[Bioc-devel] XVector: abstraction
Hi Michael, The OnDiskXRaw virtual class (if this is what you're referring to) is still a very early work-in-progress. The idea is to experiment with on-disk representation of atomic vectors and direct random access to subsequences of the vector. The exact storage mode is implemented by concrete subclasses (currently only DirectRaw and SerializedRaw). OnDiskXRaw is actually analog to SharedRaw except that with the latter the "shared" sequence of bytes resides in memory. If we had "on-disk" support for all atomic vectors, it sounds like it would then be easy to support "on-disk" versions of higher-level objects like IRanges or GRanges.
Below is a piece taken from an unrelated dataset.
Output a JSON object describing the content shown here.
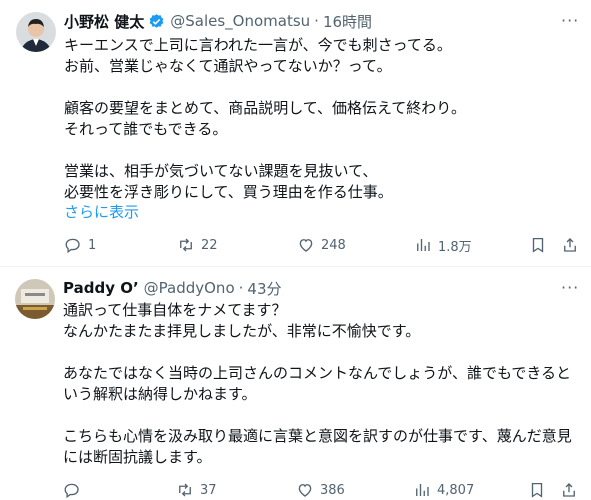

They would be defined as their "in-memory" counterpart except that the slots that are atomic vectors in the "in-memory" version would just need to be replaced by "on-disk" atomic vectors. "On-disk" versions of DNAString (and even DNAStringSet) objects could also easily be implemented e.g. by just making the "shared" slot an OnDiskXRaw object instead of a SharedRaw object. Putting SharedRaw and OnDiskXRaw under the same umbrella (i.e. under a virtual class) and using that virtual class to specify the slot of higher-level objects like DNAString is tempting but realistically we don't operate on an on-disk object like we do on an in-memory object. Having an "on-disk" version of DNAString with direct random access was in fact the initial motivation for OnDiskXRaw. The use case for this was to support direct random access in BSgenome objects without having to change the way the chromosomes are stored on disk (they're stored as serialized raw vectors). I've finally implemented this feature (will soon be pushed to BioC devel) but I changed the storage and didn't use OnDiskXRaw in the end. H.
On 12/05/2013 06:43 AM, Michael Lawrence wrote:
A nice goal for the XVector package would be full implementation of the R vector API on top of the already existing memory-sharing (rather than memory-duplicating) data structures. The actual storage mode of the data should be obviously be abstracted, e.g., on-disk should be treated the same as the externalptr representation. Much of the implementation will need to be in C, unless we want to pay the price of extracting things into ordinary R vectors. Should the abstraction be therefore dropped down to the C level, so that the implementations can more easily share from each other? Anything to gain here from the externalVector package? [[alternative HTML version deleted]]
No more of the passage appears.